While there are many causes for it, many people don’t understand they might need to look outside of a diagnosis like anemia, multiple sclerosis, or Epstein barr; it could actually be the fault of a medication you are taking.
1. Blood pressure medications
Blood pressure medications are supposed to help lower the pressure inside blood vessels so the heart doesn’t have to work as hard to pump blood throughout the body.
Top-selling blood-pressure meds include:
- Lisinopril (Prinivil, Zestril), an ACE inhibitor
- Amlodipine (Norvasc), a calcium channel blocker
- Hydrochlorothiazide (HCTZ and various other brand names), a thiazide diuretic
- Furosemide (Lasix), a loop diuretic
- Metoprolol (Lopressor, Toprol), a beta blocker.
These meds may slow down the pumping action of the heart and depress the entire central nervous system, they may also deplete electrolytes that your body needs. Any of these things might lead to exhaustion.
2. Statins and fibrates
Statins and fibrates are used to treat high cholesterol and the top-selling statins are Atorvastatin (Lipitor), Rosuvastatin (Crestor), Simvastatin (Zocor) and the top-selling fibrate is Fenofibrate (Tricor).
Statins stop the production of satellite cells that give rise to muscle tissue which stops muscle growth. It has also been suggested that statins interfere with the production of energy in cells in the same way that they interfere with the production of cholesterol.
3. Proton pump inhibitors
Why they’re prescribed: Proton pump inhibitors are used to treat gastroesophageal reflux disease (GERD) and other similar disorders. More than 20 million Americans take prescription PPIs, including esomeprazole (Nexium), lansoprazole (Prevacid), omeprazole (Prilosec) and pantoprazole (Protonix), some of which are available over the counter.
How they can cause fatigue: Patients who take PPIs for as little as three months are at risk of low blood levels of magnesium, which can cause loss of appetite, fatigue, and weakness, among other symptoms.
Benzodiazepines, more commonly known as tranquilizers, are used to treat anxiety disorders, agitation, muscle spasms, and to prevent seizures.
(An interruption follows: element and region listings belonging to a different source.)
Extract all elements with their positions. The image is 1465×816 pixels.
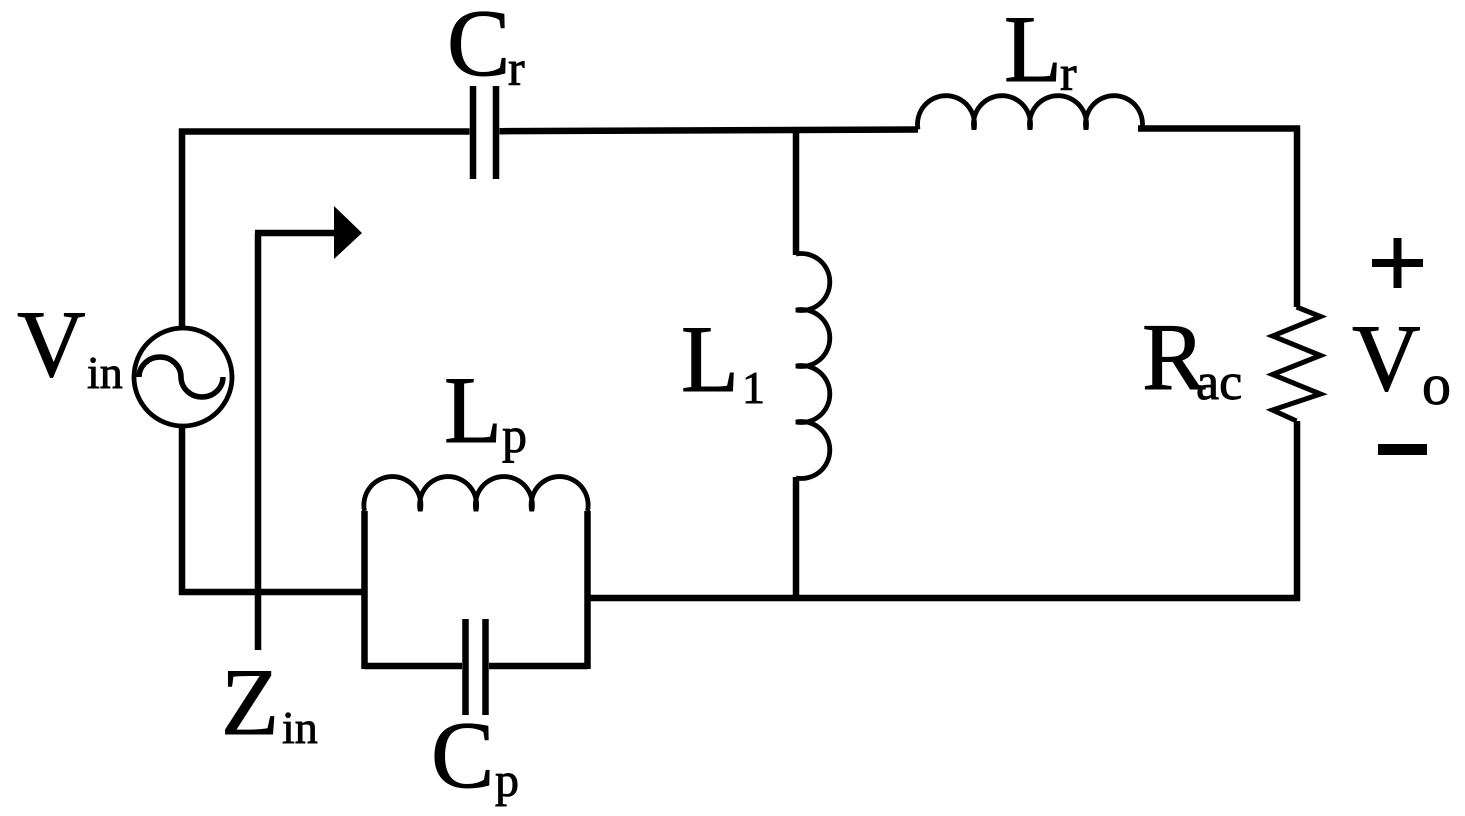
label Cp — [431, 702, 519, 808]
svg-text:p: p — [502, 407, 527, 463]
svg-text:V: V — [17, 291, 86, 397]
svg-text:L: L — [681, 306, 739, 412]
wire: block bottom path left of Cp — [365, 663, 463, 670]
minus sign (Vo polarity) — [1378, 444, 1427, 455]
svg-text:1: 1 — [742, 362, 765, 413]
label Lr — [1004, 0, 1077, 102]
wire: L1 vertical top — [793, 127, 800, 255]
label Lp — [444, 357, 527, 463]
resistor Rac zigzag — [1273, 307, 1321, 421]
inductor Lp (4 humps, top of block) — [364, 477, 588, 511]
svg-text:C: C — [447, 0, 510, 96]
Zin probe arrow: vertical line — [255, 233, 262, 650]
capacitor Cr plates — [473, 86, 496, 179]
svg-text:in: in — [87, 347, 123, 398]
inductor L1 (4 humps vertical) — [796, 254, 830, 479]
svg-text:L: L — [444, 357, 502, 463]
label Vin — [17, 291, 123, 398]
inductor Lr (4 humps on top rail) — [918, 96, 1143, 130]
source sine wave — [139, 357, 223, 397]
label L1 — [681, 306, 765, 413]
wire: top rail right segment (Lr end to top-right corner) — [1138, 125, 1300, 132]
wire: top rail left segment (source top corner to Cr left plate) — [179, 128, 470, 135]
svg-text:ac: ac — [1196, 354, 1242, 411]
capacitor Cp plates — [466, 619, 486, 715]
svg-text:L: L — [1004, 0, 1062, 102]
Zin probe arrowhead — [334, 206, 362, 259]
label Cr — [447, 0, 525, 96]
svg-text:p: p — [495, 754, 519, 807]
wire: right vertical (resistor to bottom corner) — [1294, 421, 1301, 601]
svg-text:V: V — [1352, 305, 1421, 411]
source Vin circle — [134, 328, 232, 426]
wire: left vertical below source — [179, 424, 186, 595]
plus sign (Vo polarity) — [1372, 238, 1423, 288]
svg-text:r: r — [508, 40, 525, 96]
wire: left vertical above source — [179, 129, 186, 331]
wire: right vertical (top corner to resistor) — [1294, 126, 1301, 308]
svg-text:o: o — [1422, 352, 1451, 417]
parallel block Lp/Cp: left side vertical — [361, 511, 368, 669]
label Zin — [221, 649, 318, 755]
wire: bottom rail right segment — [588, 595, 1301, 602]
wire: L1 vertical bottom — [793, 477, 800, 601]
svg-text:Z: Z — [221, 649, 279, 755]
svg-text:r: r — [1060, 45, 1077, 101]
svg-text:in: in — [282, 702, 318, 753]
wire: block bottom path right of Cp — [489, 663, 588, 670]
Zin probe arrow: horizontal line — [255, 230, 338, 237]
label Rac — [1142, 304, 1242, 411]
svg-text:C: C — [431, 702, 494, 808]
parallel block Lp/Cp: right side vertical — [584, 511, 591, 669]
wire: bottom rail left segment — [179, 589, 365, 596]
wire: top rail middle segment (Cr right plate to Lr start, through node at L1 top) — [500, 130, 919, 132]
label Vo — [1352, 305, 1451, 417]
As they sometimes have a sedative/hypnotic effect, they are often prescribed for insomnia and the anxiety component of depression.
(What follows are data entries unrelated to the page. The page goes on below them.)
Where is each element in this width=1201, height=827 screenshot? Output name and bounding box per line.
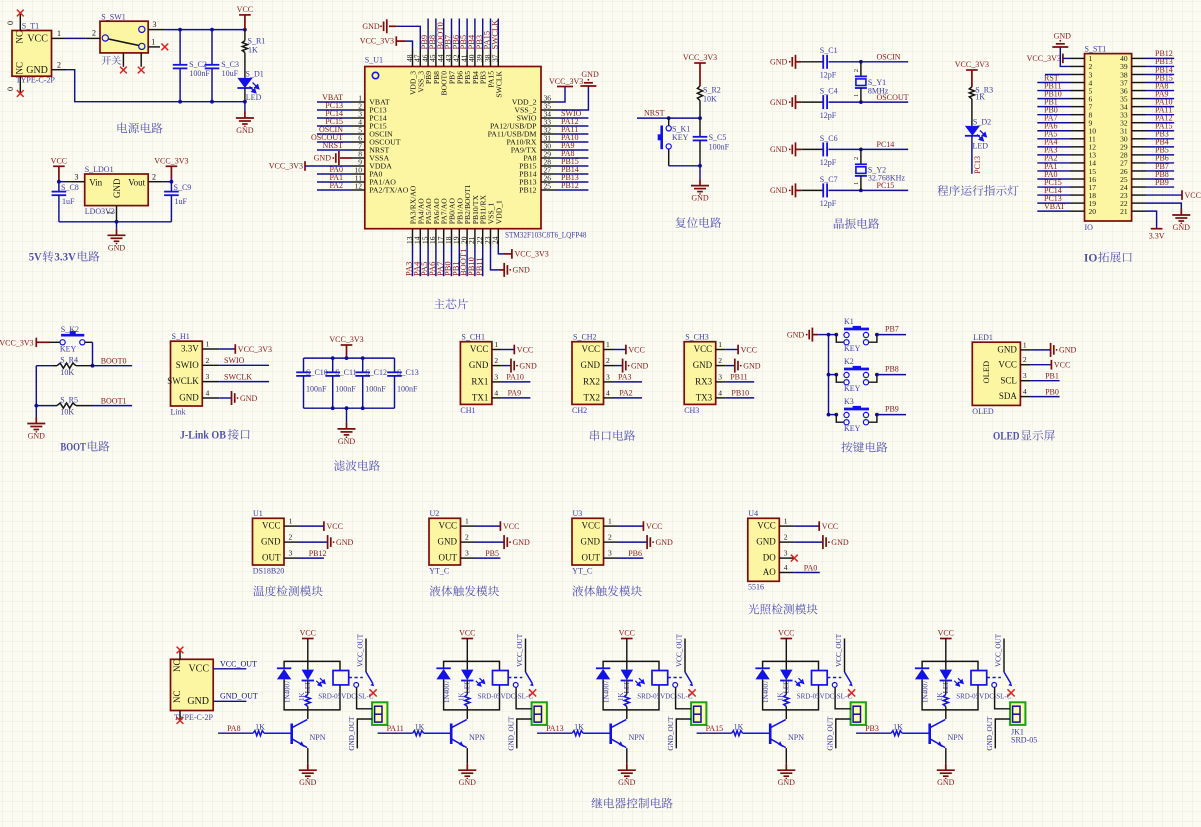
pushbutton K1 KEY [829, 317, 879, 353]
svg-text:3: 3 [718, 372, 722, 381]
wire/net PA3 at U1 pin 13 [412, 246, 414, 277]
svg-text:S_C1: S_C1 [820, 46, 838, 55]
no-connect flag on S_T1 top pin [17, 10, 24, 17]
no-connect on NC contact [370, 689, 377, 696]
junction [859, 60, 863, 64]
base resistor 1K [378, 723, 452, 736]
wire/net PB13 at U1 pin 26 [557, 181, 589, 183]
svg-text:IO: IO [1084, 250, 1098, 264]
svg-text:GND: GND [778, 778, 796, 787]
wire switch pin3 to VCC rail [163, 29, 245, 31]
base resistor 1K [856, 723, 930, 736]
svg-text:VCC: VCC [470, 344, 489, 354]
switch S_SW1 开关 [86, 13, 163, 67]
svg-text:2: 2 [152, 172, 156, 181]
wire/net PA9 at U1 pin 30 [557, 149, 589, 151]
svg-text:VCC_OUT: VCC_OUT [516, 633, 524, 667]
wire/net PA1 at ST1 pin 15 [1037, 170, 1070, 172]
svg-text:VCC: VCC [188, 664, 209, 675]
capacitor S_C13 100nF [387, 358, 419, 408]
svg-text:S_C12: S_C12 [365, 368, 387, 377]
svg-text:GND_OUT: GND_OUT [986, 716, 994, 751]
relay switch contact [992, 633, 1012, 687]
wire/net PB6 at U1 pin 42 [458, 19, 460, 51]
svg-text:U2: U2 [430, 509, 440, 518]
svg-text:1K: 1K [255, 723, 265, 732]
power flag VCC at S_CH3 pin1 [726, 345, 757, 355]
no-connect on NC contact [1008, 689, 1015, 696]
wire VCC to LED [626, 639, 628, 670]
relay switch contact [832, 633, 852, 687]
wire/net PC13 to U1 pin 2 [317, 109, 352, 111]
no-connect on NC contact [848, 689, 855, 696]
pushbutton K3 KEY [829, 397, 879, 433]
svg-text:SRD-05VDC-SL-C: SRD-05VDC-SL-C [478, 692, 534, 700]
svg-text:1K: 1K [458, 692, 466, 701]
wire/net PB7 at U1 pin 43 [451, 19, 453, 51]
svg-text:SWIO: SWIO [224, 356, 245, 365]
svg-text:1K: 1K [936, 692, 944, 701]
ground flag at U1 pin23 VSS_1 [491, 246, 531, 277]
svg-text:VCC: VCC [237, 5, 253, 14]
connector S_CH2 serial header [572, 333, 614, 415]
wire/net PC15 at ST1 pin 17 [1037, 186, 1070, 188]
svg-text:5516: 5516 [748, 583, 764, 592]
connector S_CH3 serial header [684, 333, 726, 415]
wire/net PA11 at ST1 pin 33 [1146, 114, 1174, 116]
svg-text:S_T1: S_T1 [22, 21, 39, 30]
svg-text:GND: GND [338, 437, 356, 446]
svg-text:1K: 1K [298, 692, 306, 701]
capacitor S_C2 100nF [173, 30, 211, 102]
svg-text:VCC: VCC [938, 629, 954, 638]
title 按键电路 [841, 442, 887, 453]
svg-text:2: 2 [784, 533, 788, 542]
wire/net PC14 [861, 148, 908, 150]
svg-text:S_H1: S_H1 [172, 332, 190, 341]
svg-text:3: 3 [606, 372, 610, 381]
wire/net PB15 at U1 pin 28 [557, 165, 589, 167]
power flag 3.3V at ST1 pin21 [1146, 211, 1165, 240]
ground [108, 222, 126, 253]
title 电源电路 [117, 123, 162, 134]
svg-text:VBAT: VBAT [1044, 202, 1065, 211]
svg-text:PA15: PA15 [706, 724, 724, 733]
svg-text:1K: 1K [617, 692, 625, 701]
svg-text:2: 2 [606, 356, 610, 365]
svg-text:K3: K3 [844, 397, 854, 406]
svg-text:S_R4: S_R4 [60, 356, 78, 365]
wire/net PB3 at ST1 pin 30 [1146, 138, 1174, 140]
svg-text:PC14: PC14 [877, 140, 895, 149]
ground flag at H1 pin4 [219, 391, 257, 405]
svg-text:1N4007: 1N4007 [762, 680, 770, 703]
power flag VCC at S_CH1 pin1 [502, 345, 533, 355]
wire/net PB14 at ST1 pin 38 [1146, 73, 1174, 75]
resistor 1K vertical [936, 681, 948, 710]
svg-text:VCC: VCC [757, 521, 776, 531]
svg-text:PB11: PB11 [474, 257, 484, 276]
connector S_H1 J-Link OB header [167, 332, 219, 416]
no-connect flag on S_SW1 pin1 [161, 44, 168, 51]
junction [345, 356, 349, 360]
svg-text:SRD-05: SRD-05 [1011, 736, 1037, 745]
transistor NPN [292, 710, 326, 764]
wire/net GND_OUT [213, 700, 246, 702]
svg-text:PA10: PA10 [506, 373, 524, 382]
wire/net SWCLK at U1 pin 37 [497, 19, 499, 51]
svg-text:RX3: RX3 [695, 377, 713, 387]
svg-text:VCC_OUT: VCC_OUT [675, 633, 683, 667]
wire/net PB7 at K1 [877, 334, 906, 336]
svg-text:NPN: NPN [469, 733, 485, 742]
svg-text:3: 3 [153, 20, 157, 29]
wire vout [163, 181, 172, 183]
svg-text:CH3: CH3 [684, 406, 699, 415]
svg-text:PB11: PB11 [730, 373, 748, 382]
capacitor S_C10 100nF [296, 358, 328, 408]
svg-text:VCC_3V3: VCC_3V3 [360, 37, 394, 46]
title 温度检测模块 [253, 585, 322, 596]
LED in relay block [461, 670, 485, 694]
power flag VCC at LED1 pin2 [1030, 360, 1070, 370]
display LED1 OLED module [972, 333, 1030, 416]
svg-text:PB0: PB0 [1045, 387, 1059, 396]
junction [361, 406, 365, 410]
bottom rail [59, 221, 171, 223]
wire VCC to LED [785, 639, 787, 670]
wire/net PB8 at U1 pin 45 [435, 19, 437, 51]
ground flag at U1 pin35 VSS_2 [557, 70, 599, 110]
relay coil SRD-05VDC-SL-C [318, 671, 374, 701]
power flag VCC_3V3 at U1 pin48 VDD_3 [360, 36, 413, 50]
ground flag at S_CH3 pin2 [726, 359, 761, 373]
wire at ST1 pin3 [1045, 73, 1070, 75]
svg-text:S_C4: S_C4 [820, 87, 838, 96]
wire/net GND_OUT from terminal pin2 [827, 716, 851, 751]
svg-text:GND: GND [26, 65, 48, 76]
power flag VCC_3V3 at H1 pin1 [219, 344, 272, 354]
bottom rail wire [180, 101, 245, 103]
resistor 1K vertical [298, 681, 310, 710]
crystal S_Y1 8MHz [853, 62, 889, 102]
svg-text:GND: GND [1059, 346, 1077, 355]
terminal block connector [691, 702, 706, 725]
svg-text:1: 1 [784, 517, 788, 526]
svg-text:1: 1 [289, 517, 293, 526]
svg-text:VCC_3V3: VCC_3V3 [329, 335, 363, 344]
wire/net PB10 at ST1 pin 6 [1037, 98, 1070, 100]
svg-text:YT_C: YT_C [572, 566, 592, 575]
svg-text:S_C3: S_C3 [221, 60, 239, 69]
svg-text:VCC_3V3: VCC_3V3 [269, 162, 303, 171]
wire/net PC14 to U1 pin 3 [317, 117, 352, 119]
svg-text:1uF: 1uF [62, 197, 75, 206]
base resistor 1K [537, 723, 611, 736]
junction [345, 406, 349, 410]
svg-text:12pF: 12pF [820, 111, 837, 120]
wire/net PA10 at ST1 pin 34 [1146, 106, 1174, 108]
svg-text:10uF: 10uF [222, 69, 239, 78]
svg-text:SCL: SCL [1000, 375, 1017, 385]
svg-text:S_C9: S_C9 [174, 183, 192, 192]
svg-text:S_ST1: S_ST1 [1085, 45, 1107, 54]
svg-text:SRD-05VDC-SL-C: SRD-05VDC-SL-C [318, 692, 374, 700]
svg-text:4: 4 [606, 388, 610, 397]
wire/net VCC_OUT [213, 668, 246, 670]
wire/net BOOT1 at U1 pin 20 [466, 246, 468, 277]
svg-text:1: 1 [494, 340, 498, 349]
no-connect flag on S_T1 bottom pin [17, 90, 24, 97]
svg-text:K1: K1 [844, 317, 854, 326]
wire/net GND_OUT from terminal pin2 [508, 716, 532, 751]
base resistor 1K [218, 723, 292, 736]
title 5V转3.3V电路 [29, 250, 100, 264]
junction [210, 28, 214, 32]
svg-text:VCC: VCC [741, 345, 757, 354]
junction [667, 116, 671, 120]
svg-text:S_C8: S_C8 [61, 183, 79, 192]
section filter circuit 滤波电路 [0, 0, 1, 1]
svg-text:GND: GND [618, 778, 636, 787]
title 液体触发模块 [572, 585, 641, 596]
wire/net SWIO at H1 pin2 [219, 364, 269, 366]
capacitor S_C4 12pF [801, 87, 861, 120]
svg-text:GND: GND [108, 243, 126, 252]
svg-text:4: 4 [494, 388, 498, 397]
resistor S_R2 10K [697, 86, 720, 119]
svg-text:NC: NC [172, 690, 182, 703]
wire NO contact to terminal pin1 [676, 687, 692, 709]
title 晶振电路 [834, 218, 879, 229]
svg-text:TYPE-C-2P: TYPE-C-2P [16, 75, 56, 84]
svg-text:12: 12 [355, 182, 363, 191]
title 液体触发模块 [430, 585, 499, 596]
svg-text:VCC_3V3: VCC_3V3 [1027, 54, 1061, 63]
svg-text:S_C10: S_C10 [306, 368, 328, 377]
wire/net RST at ST1 pin 4 [1037, 82, 1070, 84]
svg-text:1uF: 1uF [175, 197, 188, 206]
svg-text:2: 2 [206, 356, 210, 365]
power flag VCC (relay PA15) [781, 638, 793, 640]
no-connect at U4 pin3 DO [792, 557, 795, 559]
wire/net OSCOUT to U1 pin 6 [317, 141, 352, 143]
svg-text:SRD-05VDC-SL-C: SRD-05VDC-SL-C [797, 692, 853, 700]
svg-text:1K: 1K [248, 46, 258, 55]
title BOOT电路 [60, 439, 109, 453]
resistor S_R4 10K [36, 356, 92, 377]
wire/net PA11 at U1 pin 32 [557, 133, 589, 135]
svg-text:1K: 1K [574, 723, 584, 732]
wire/net PB0 at ST1 pin 8 [1037, 114, 1070, 116]
wire/net NRST to U1 pin 7 [317, 149, 352, 151]
svg-text:1: 1 [57, 29, 61, 38]
svg-text:1: 1 [853, 182, 860, 185]
svg-text:OLED: OLED [972, 407, 994, 416]
diode 1N4007 [277, 668, 292, 703]
no-connect on NC contact [689, 689, 696, 696]
no-connect bottom [177, 717, 184, 724]
capacitor S_C8 1uF [52, 182, 79, 222]
svg-text:GND_OUT: GND_OUT [220, 692, 258, 701]
svg-text:3: 3 [1023, 371, 1027, 380]
svg-text:SWCLK: SWCLK [489, 19, 499, 50]
wire/net PB12 at ST1 pin 40 [1146, 57, 1174, 59]
no-connect flag on S_SW1 bottom pin b [138, 67, 145, 74]
ground at emitter [618, 764, 636, 777]
svg-text:K2: K2 [844, 357, 854, 366]
svg-text:S_R5: S_R5 [60, 395, 78, 404]
svg-text:DS18B20: DS18B20 [253, 566, 285, 575]
svg-text:GND: GND [743, 361, 761, 370]
svg-text:OSCIN: OSCIN [877, 53, 901, 62]
svg-text:GND: GND [581, 360, 601, 370]
svg-text:NPN: NPN [629, 733, 645, 742]
junction [827, 333, 831, 337]
svg-text:VCC_OUT: VCC_OUT [994, 633, 1002, 667]
ground at emitter [937, 764, 955, 777]
svg-text:Vout: Vout [128, 177, 145, 187]
wire/net PB12 at U1 pin3 [299, 557, 324, 559]
svg-text:VCC_3V3: VCC_3V3 [238, 345, 272, 354]
svg-text:0: 0 [6, 87, 15, 91]
svg-text:S_U1: S_U1 [365, 56, 383, 65]
power flag VCC_3V3 [694, 63, 706, 86]
svg-text:YT_C: YT_C [429, 566, 449, 575]
svg-text:PB7: PB7 [885, 325, 899, 334]
svg-text:NC: NC [15, 62, 25, 75]
section BOOT circuit [0, 0, 1, 1]
wire/net PA2 to U1 pin 12 [317, 189, 352, 191]
svg-text:SWIO: SWIO [176, 360, 199, 370]
wire/net OSCOUT [861, 101, 908, 103]
svg-text:KEY: KEY [844, 344, 861, 353]
svg-text:12pF: 12pF [820, 199, 837, 208]
svg-text:2: 2 [1023, 355, 1027, 364]
svg-text:GND: GND [519, 361, 537, 370]
svg-text:S_C13: S_C13 [397, 368, 419, 377]
svg-text:TX3: TX3 [696, 393, 713, 403]
svg-text:GND: GND [240, 394, 258, 403]
svg-text:BOOT: BOOT [60, 439, 86, 453]
svg-text:U3: U3 [573, 509, 583, 518]
top rail [304, 357, 395, 359]
svg-text:37: 37 [491, 54, 500, 62]
resistor S_R5 10K [36, 395, 92, 416]
svg-text:2: 2 [853, 157, 860, 160]
svg-text:VDD_1: VDD_1 [494, 200, 503, 224]
svg-text:1N4007: 1N4007 [284, 680, 292, 703]
svg-text:100nF: 100nF [365, 385, 386, 394]
svg-text:J-Link OB: J-Link OB [180, 428, 226, 442]
title 串口电路 [590, 430, 635, 441]
junction [210, 100, 214, 104]
svg-text:OLED: OLED [981, 361, 991, 384]
terminal block connector [851, 702, 866, 725]
svg-text:100nF: 100nF [397, 385, 418, 394]
ground at emitter [458, 764, 476, 777]
capacitor S_C3 10uF [205, 30, 239, 102]
wire/net PB14 at U1 pin 27 [557, 173, 589, 175]
ground [236, 102, 254, 135]
svg-text:VCC_3V3: VCC_3V3 [955, 60, 989, 69]
svg-text:GND: GND [28, 432, 46, 441]
svg-text:1: 1 [608, 517, 612, 526]
svg-text:RX1: RX1 [471, 377, 488, 387]
svg-text:GND: GND [1054, 31, 1072, 40]
terminal block connector [1010, 702, 1025, 725]
svg-text:1: 1 [718, 340, 722, 349]
svg-text:S_CH3: S_CH3 [685, 333, 709, 342]
svg-text:SRD-05VDC-SL-C: SRD-05VDC-SL-C [637, 692, 693, 700]
svg-text:S_C7: S_C7 [820, 175, 838, 184]
svg-text:NRST: NRST [644, 109, 665, 118]
svg-text:VCC: VCC [459, 629, 475, 638]
svg-text:3: 3 [494, 372, 498, 381]
svg-text:VCC_3V3: VCC_3V3 [549, 77, 583, 86]
title 滤波电路 [334, 460, 380, 471]
resistor 1K vertical [617, 681, 629, 710]
svg-text:CH2: CH2 [572, 406, 587, 415]
svg-text:PA13: PA13 [546, 724, 564, 733]
LED in relay block [940, 670, 964, 694]
svg-text:VCC: VCC [51, 156, 67, 165]
junction [361, 356, 365, 360]
svg-text:VCC: VCC [262, 521, 281, 531]
title 继电器控制电路 [591, 798, 672, 809]
power flag VCC at U2 pin1 [476, 521, 520, 531]
svg-text:S_R2: S_R2 [703, 86, 721, 95]
wire NO contact to terminal pin1 [357, 687, 373, 709]
svg-text:NC: NC [15, 31, 25, 44]
svg-text:PB5: PB5 [485, 549, 499, 558]
wire/net PA5 at U1 pin 15 [427, 246, 429, 277]
wire S_T1 GND down to bottom rail [66, 70, 180, 102]
svg-text:2: 2 [494, 356, 498, 365]
module U3 YT_C [572, 509, 619, 576]
connector S_CH1 serial header [460, 333, 502, 415]
wire/net VBAT to U1 pin 1 [317, 101, 352, 103]
svg-text:2: 2 [853, 69, 860, 72]
svg-text:3.3V: 3.3V [181, 344, 199, 354]
svg-text:100nF: 100nF [189, 69, 210, 78]
pushbutton S_K1 KEY [658, 118, 691, 166]
svg-text:3: 3 [206, 372, 210, 381]
connector TYPE-C-2P power output [171, 651, 214, 722]
wire/net PB15 at ST1 pin 37 [1146, 82, 1174, 84]
power flag VCC_3V3 at ST1 pin1 [1027, 54, 1070, 64]
section indicator LED 程序运行指示灯 [0, 0, 1, 1]
wire/net PA6 at ST1 pin 10 [1037, 130, 1070, 132]
junction [57, 180, 61, 184]
svg-text:4: 4 [718, 388, 722, 397]
wire NO contact to terminal pin1 [835, 687, 851, 709]
IC S_U1 STM32F103C8T6_LQFP48 main MCU [352, 50, 587, 246]
svg-text:GND: GND [314, 154, 332, 163]
svg-text:GND_OUT: GND_OUT [508, 716, 516, 751]
svg-text:12pF: 12pF [820, 158, 837, 167]
svg-text:GND: GND [770, 98, 788, 107]
junction [859, 148, 863, 152]
title OLED显示屏 [993, 429, 1055, 443]
svg-text:VCC_3V3: VCC_3V3 [0, 338, 34, 347]
LED S_D2 [965, 117, 991, 150]
LED S_D1 [237, 69, 263, 102]
svg-text:1: 1 [853, 94, 860, 97]
wire/net PB0 at U1 pin 18 [451, 246, 453, 277]
svg-text:VCC: VCC [438, 521, 457, 531]
power flag VCC_3V3 at U1 pin9 VDDA [269, 161, 352, 171]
The most common are: Alprazolam (Xanax), Clonazepam (Klonopin), Diazepam (Valium), Lorazepam (Ativan) and Temazepam (Restoril).
From the article:
“Benzodiazepines can cause sedation and fatigue by dampening activity in key parts of the central nervous system (CNS). People who take a benzodiazepine for more than two or three weeks may develop a tolerance to the drug, and over time may need to take increasing doses to achieve the same effect, only worsening their fatigue. Long-term effects also may include muscle weakness.